Charles Gati: Some speculate that every 25 years or so there is a substantial change in the orientation of some countries, including the US, alternating between liberal and conservative.  Maybe so.  But in the case of Hungary the current govenrment is promoting values that are not pro-Western.  The policy of the Eastern Wind (Keleti Szél) for example: holding up the example of illiberal regimes, notably Turkey and Russia, China.  I would say that there must be a deep sense of disappointment in political democracy of the Western type in the Hungarian countryside, and I think Mr. Orbán masterfully exploits these sentiments.

Gati points out that the Hungarian people and Hungarian culture command “enormous respect” in the United States and Western Europe, and that foreign criticism is directly solely at the current government. “Hungarians are seen as gifted, talented but on occasion their politics get in the way of the promotion of Hungarian interests,” according to Gati.

Benjamin Novak: Where do you see this going?
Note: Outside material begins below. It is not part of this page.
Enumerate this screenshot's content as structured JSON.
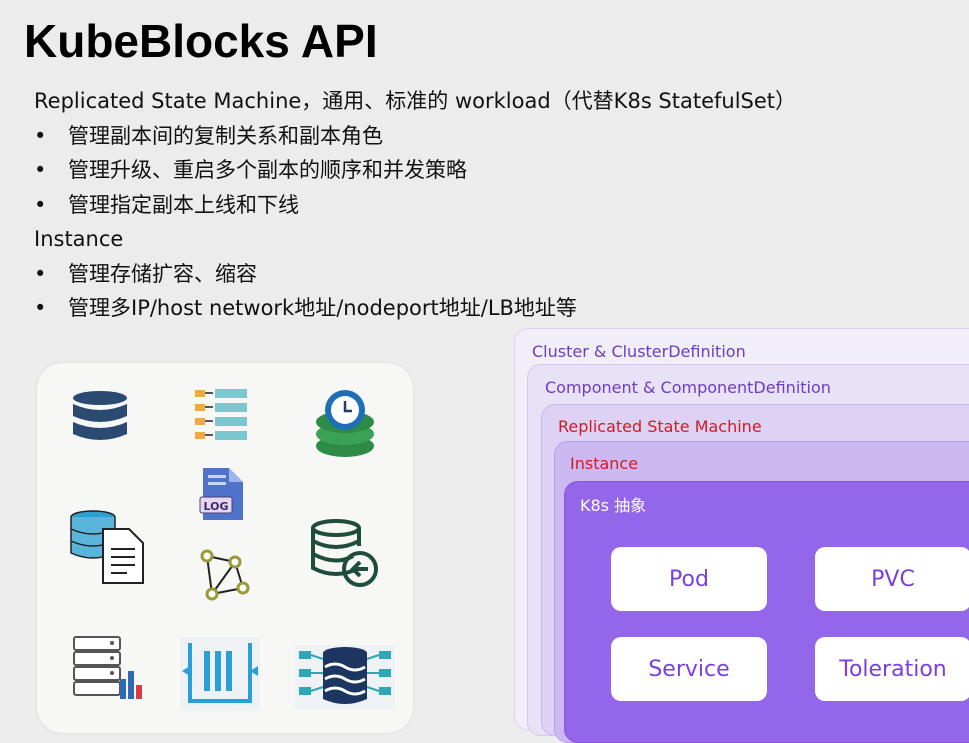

Charles Gati: Well, at its worst, it could lead to Hungary’s isolation from the West and the reorientation of its foreign policy towards the East, but that is the worst possibility that I can envisage.  The other possibility is a gradual adjustment under, I admit, some pressure to a certain fundamental reality, which is that since Saint Stephen more than a thousand years ago, Hungary has attempted, and now successfully after 1989, to belong to the West.  I think this is a deeply held view despite friction, despite disappointment, despite the  West not living up to Hungary’s expectations.  Nonetheless, I think Hungary’s place is in the West. I think under economic pressure in particular that Hungary will gradually return to the path that József Antall, the first prime minister after 1989, so clearly outlined and so clearly identified with.

Gati does not think the United States or the EU will ever have cause to isolate Hungary diplomatically and economically as in the case of Russia.   However, he points out that Viktor Orbán’s “illiberal democracy” speech was “harmful to him” because “he validated those like myself who called Hungary an ‘illiberal democracy’ back in 2011”.

Benjamin Novak: Where do you see Hungary going in terms of its relationship with NATO?

Gati: I think the government rather skillfully makes a contribution to some of NATO’s missions, whether it’s Afghanistan or sending 100 troops to the Baltics as reassurance against the possibility of Russian action. NATO is a political organization more than a military one. I think militarily Hungary is satisfactory.  Does not deserve an “F”.  Does not deserve an “A” either because its military budget is shamefully minimal.  Although there are promises that starting in 2016 it will raise military spending to the level stipulated by NATO.

Gati points out that, unlike NATO, the European Union’s decisions are based on consensus.  He further points out that the EU has rules about corruption just as it does about investment and property ownership.  “I would not rule out the possibility that some of this new information about corruption in Hungary will interest the EU as well.”

Gati challenges the government’s claim to represent two-thirds of Hungarian voters.

The regime is not nearly as solid as its promoters believe it to be. The constant emphasis on the “two-thirds” in itself suggests to me how weak it is because the justification for the explanation for the very radical substantial changes is constantly explained by the “two-thirds”  as though it was a kind of religion.  But in point of fact I believe support for the government is far weaker than that.

Gati knew of no previous instances when EU officials were banned from travelling to the United States for reasons having to do with corruption.